Eine alteingesessene europäische Börse ist zusammengebrochen, und Nutzergelder lassen sich bis heute nicht abziehen. Die polnische Staatsanwaltschaft gab heute bekannt, dass sie in einem groß angelegten Verfahren im Bereich Kryptowährungen zusätzliche Anklagen gegen den 5. Beschuldigten erhoben hat.
Hauptdarsteller ist Zondacrypto, die ehemalige polnische Traditionsplattform BitBay. 2021 wurde sie umbenannt. Im April dieses Jahres stellte die Börse plötzlich den Handel ein, Auszahlungen der Kunden wurden eingefroren, der geschätzte Schaden beläuft sich auf mindestens 94 Millionen US-Dollar. Noch dramatischer ist, was danach folgte: Auch der Präsident des polnischen Olympischen Komitees wurde im Zuge dieser Ermittlungen festgenommen, im Zusammenhang mit möglichen Bestechungsvorwürfen rund um Kryptowährungen. Ein Fall um eine einzige Börse hat selbst die Spitze des Sportwesens eines ganzen Landes mit in die Ermittlungen gezogen.

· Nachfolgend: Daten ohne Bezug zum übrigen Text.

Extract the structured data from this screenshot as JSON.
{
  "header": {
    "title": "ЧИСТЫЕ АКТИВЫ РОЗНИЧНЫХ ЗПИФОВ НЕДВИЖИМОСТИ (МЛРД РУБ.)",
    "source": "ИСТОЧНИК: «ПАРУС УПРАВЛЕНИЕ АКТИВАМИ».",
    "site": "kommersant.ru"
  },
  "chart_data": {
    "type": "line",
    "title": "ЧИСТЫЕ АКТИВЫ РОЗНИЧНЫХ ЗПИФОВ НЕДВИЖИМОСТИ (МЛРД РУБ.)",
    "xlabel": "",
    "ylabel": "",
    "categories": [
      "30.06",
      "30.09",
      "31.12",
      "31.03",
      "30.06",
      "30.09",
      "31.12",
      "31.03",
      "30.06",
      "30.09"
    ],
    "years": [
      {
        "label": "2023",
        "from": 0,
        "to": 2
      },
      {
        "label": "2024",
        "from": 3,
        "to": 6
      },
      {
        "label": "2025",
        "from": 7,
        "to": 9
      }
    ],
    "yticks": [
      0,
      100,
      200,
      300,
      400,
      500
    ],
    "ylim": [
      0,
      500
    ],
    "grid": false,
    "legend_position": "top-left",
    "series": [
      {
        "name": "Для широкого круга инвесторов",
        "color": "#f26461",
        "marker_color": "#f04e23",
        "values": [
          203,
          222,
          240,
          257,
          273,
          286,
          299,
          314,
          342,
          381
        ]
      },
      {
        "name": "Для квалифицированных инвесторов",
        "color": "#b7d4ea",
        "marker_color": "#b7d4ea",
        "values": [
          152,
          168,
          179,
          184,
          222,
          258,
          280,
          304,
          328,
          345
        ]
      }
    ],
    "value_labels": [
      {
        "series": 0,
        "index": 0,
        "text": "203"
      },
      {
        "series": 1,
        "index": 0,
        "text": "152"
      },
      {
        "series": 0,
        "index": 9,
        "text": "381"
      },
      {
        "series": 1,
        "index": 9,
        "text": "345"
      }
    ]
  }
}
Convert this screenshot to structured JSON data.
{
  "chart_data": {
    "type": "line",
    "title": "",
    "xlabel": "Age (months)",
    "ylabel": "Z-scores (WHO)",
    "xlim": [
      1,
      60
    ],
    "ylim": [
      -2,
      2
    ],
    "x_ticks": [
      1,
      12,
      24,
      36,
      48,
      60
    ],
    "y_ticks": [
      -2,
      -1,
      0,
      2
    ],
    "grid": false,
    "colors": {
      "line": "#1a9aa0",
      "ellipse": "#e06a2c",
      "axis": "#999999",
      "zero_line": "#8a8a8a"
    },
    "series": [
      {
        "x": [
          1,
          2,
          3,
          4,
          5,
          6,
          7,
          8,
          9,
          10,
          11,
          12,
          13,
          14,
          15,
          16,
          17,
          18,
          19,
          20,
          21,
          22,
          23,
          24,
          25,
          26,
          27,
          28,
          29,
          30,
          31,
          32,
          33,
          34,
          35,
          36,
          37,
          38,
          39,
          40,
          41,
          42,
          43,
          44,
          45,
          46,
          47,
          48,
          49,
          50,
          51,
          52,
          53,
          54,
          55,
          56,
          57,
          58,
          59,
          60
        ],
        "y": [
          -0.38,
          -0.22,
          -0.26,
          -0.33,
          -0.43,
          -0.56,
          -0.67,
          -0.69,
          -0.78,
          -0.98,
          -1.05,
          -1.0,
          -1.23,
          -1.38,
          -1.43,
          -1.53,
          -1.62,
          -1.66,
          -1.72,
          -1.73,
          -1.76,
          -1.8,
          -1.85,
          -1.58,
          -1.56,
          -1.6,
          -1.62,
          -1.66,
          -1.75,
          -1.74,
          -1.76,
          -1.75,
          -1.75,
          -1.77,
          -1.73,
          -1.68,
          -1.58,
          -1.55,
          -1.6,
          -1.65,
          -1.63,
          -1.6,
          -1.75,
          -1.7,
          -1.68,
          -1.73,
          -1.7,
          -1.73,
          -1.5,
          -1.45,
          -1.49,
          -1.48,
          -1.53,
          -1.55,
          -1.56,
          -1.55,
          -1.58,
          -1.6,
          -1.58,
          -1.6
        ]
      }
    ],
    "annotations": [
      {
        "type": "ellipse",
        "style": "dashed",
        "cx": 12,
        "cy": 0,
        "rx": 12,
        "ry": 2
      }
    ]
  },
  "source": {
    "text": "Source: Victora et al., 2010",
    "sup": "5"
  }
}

Ein paar Details lohnen sich, genauer zu betrachten. Erstens: Das Scheitern im April dauert inzwischen fast fünf Monate an, und die Staatsanwaltschaft fügt den Verdächtigen weiterhin hinzu. Der Sachverhalt ist offensichtlich deutlich komplexer als nur „wirtschaftliche Schwierigkeiten“. Zweitens: 94 Millionen US-Dollar sind nur eine Schätzung mit dem Zusatz „mindestens“—das tatsächliche Loch könnte noch größer sein. Drittens: Dass die Angelegenheit sich von der Börse bis zum Olympischen Komitee zieht, zeigt, dass die Geldflüsse klar über das hinausgehen, was innerhalb der Plattform selbst erklärt werden könnte.

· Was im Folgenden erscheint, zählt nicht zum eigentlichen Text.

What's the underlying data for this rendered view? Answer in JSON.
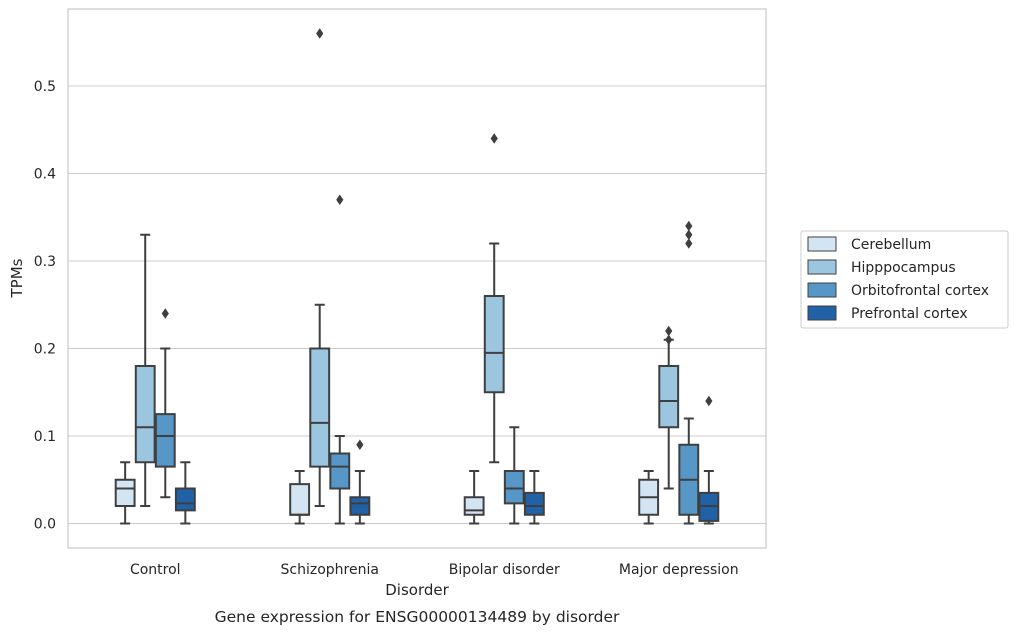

Für normale Nutzer ist die schmerzhafteste Erkenntnis aus diesem Fall nur eine: Die Geschichte und der Ruf einer Plattform haben nichts Zwingendes damit zu tun, ob du dein Geld auch tatsächlich abziehen kannst. Der über Jahrzehnte aufgebaute Vertrauensvorschuss zählt angesichts eines gerissenen Finanzierungskreislaufs am Ende genauso null.